The Nostalgia Factor and Its Limits
It would be dishonest to ignore the role of nostalgia in this resurgence. For a generation of professionals who came of age in the 2000s, the BlackBerry was more than a phone — it was a status symbol, a productivity tool, and a cultural artifact. The satisfying click of a BlackBerry keyboard is a sensory memory that millions of people carry, and some of them are willing to pay for products that evoke it.
But nostalgia alone doesn’t build a sustainable market. The companies succeeding in this space are the ones that combine the tactile appeal of a physical keyboard with modern specifications and software. Clicks, for example, works with the latest iPhones, giving users access to Apple’s full app library and processing power while adding the keyboard as an optional accessory. This hybrid approach — modern phone, optional physical input — may be the most commercially viable path forward. Devices that ask users to sacrifice too much in screen quality, app compatibility, or processing power in exchange for a keyboard tend to remain curiosities rather than serious contenders.
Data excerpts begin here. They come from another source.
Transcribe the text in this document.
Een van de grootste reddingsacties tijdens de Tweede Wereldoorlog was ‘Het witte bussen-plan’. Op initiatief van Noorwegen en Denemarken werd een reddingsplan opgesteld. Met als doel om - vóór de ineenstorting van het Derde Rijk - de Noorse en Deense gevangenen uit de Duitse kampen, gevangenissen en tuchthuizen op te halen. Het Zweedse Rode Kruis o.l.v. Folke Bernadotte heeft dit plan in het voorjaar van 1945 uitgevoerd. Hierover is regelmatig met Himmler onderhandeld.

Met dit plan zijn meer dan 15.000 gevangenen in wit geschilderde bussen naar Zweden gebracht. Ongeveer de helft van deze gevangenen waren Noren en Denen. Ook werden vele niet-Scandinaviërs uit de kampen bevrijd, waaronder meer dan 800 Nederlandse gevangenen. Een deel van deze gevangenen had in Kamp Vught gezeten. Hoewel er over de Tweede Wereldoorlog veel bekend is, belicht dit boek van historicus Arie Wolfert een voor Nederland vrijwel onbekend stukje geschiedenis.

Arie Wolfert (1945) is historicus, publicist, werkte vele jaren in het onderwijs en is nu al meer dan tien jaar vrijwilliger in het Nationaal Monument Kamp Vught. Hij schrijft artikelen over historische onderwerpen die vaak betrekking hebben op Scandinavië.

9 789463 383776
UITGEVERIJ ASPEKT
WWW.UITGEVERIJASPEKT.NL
What the Big Manufacturers Are Watching
Samsung, Apple, and Google have shown no public interest in reintroducing physical keyboards to their flagship lineups, and for good reason. The mass market has spoken decisively in favor of all-screen designs, and the engineering trade-offs involved in adding a physical keyboard — reduced screen size, increased thickness, additional mechanical components that can fail — make it a hard sell for devices that need to appeal to hundreds of millions of buyers.
However, industry analysts note that the major manufacturers are watching the accessory market with interest. The success of Clicks in particular suggests that there may be a viable business in keyboard accessories that work with existing flagship phones, rather than standalone keyboard devices. This approach offloads the risk from the phone manufacturer to the accessory maker while still capturing some of the demand. It is not hard to imagine a future where Samsung or Apple licenses or acquires a keyboard accessory design if the market grows large enough to warrant attention.
A Niche With Staying Power
The physical keyboard phone market will almost certainly never return to its BlackBerry-era peak. The touchscreen won the war for the mainstream, and no amount of nostalgia or productivity arguments will change that for the vast majority of consumers. But the current resurgence suggests something more durable than a fad. The companies building these products are finding real customers with real needs that touchscreens don’t fully address — professionals who type thousands of words a day on their phones, security-conscious organizations, users seeking refuge from the addictive pull of modern smartphone design.
As CNET observed, the post-BlackBerry world hasn’t eliminated the physical keyboard — it has democratized it. Instead of one dominant manufacturer dictating what a keyboard phone should be, a diverse array of companies is experimenting with form factors, operating systems, and business models. Some will fail. But the demand they’re serving is genuine, and in a smartphone market that has grown increasingly homogeneous — where every flagship looks and functions almost identically — the physical keyboard represents one of the few remaining frontiers of meaningful differentiation. For a small but devoted group of users, the best phone isn’t the one with the biggest screen or the fastest processor. It’s the one with real buttons.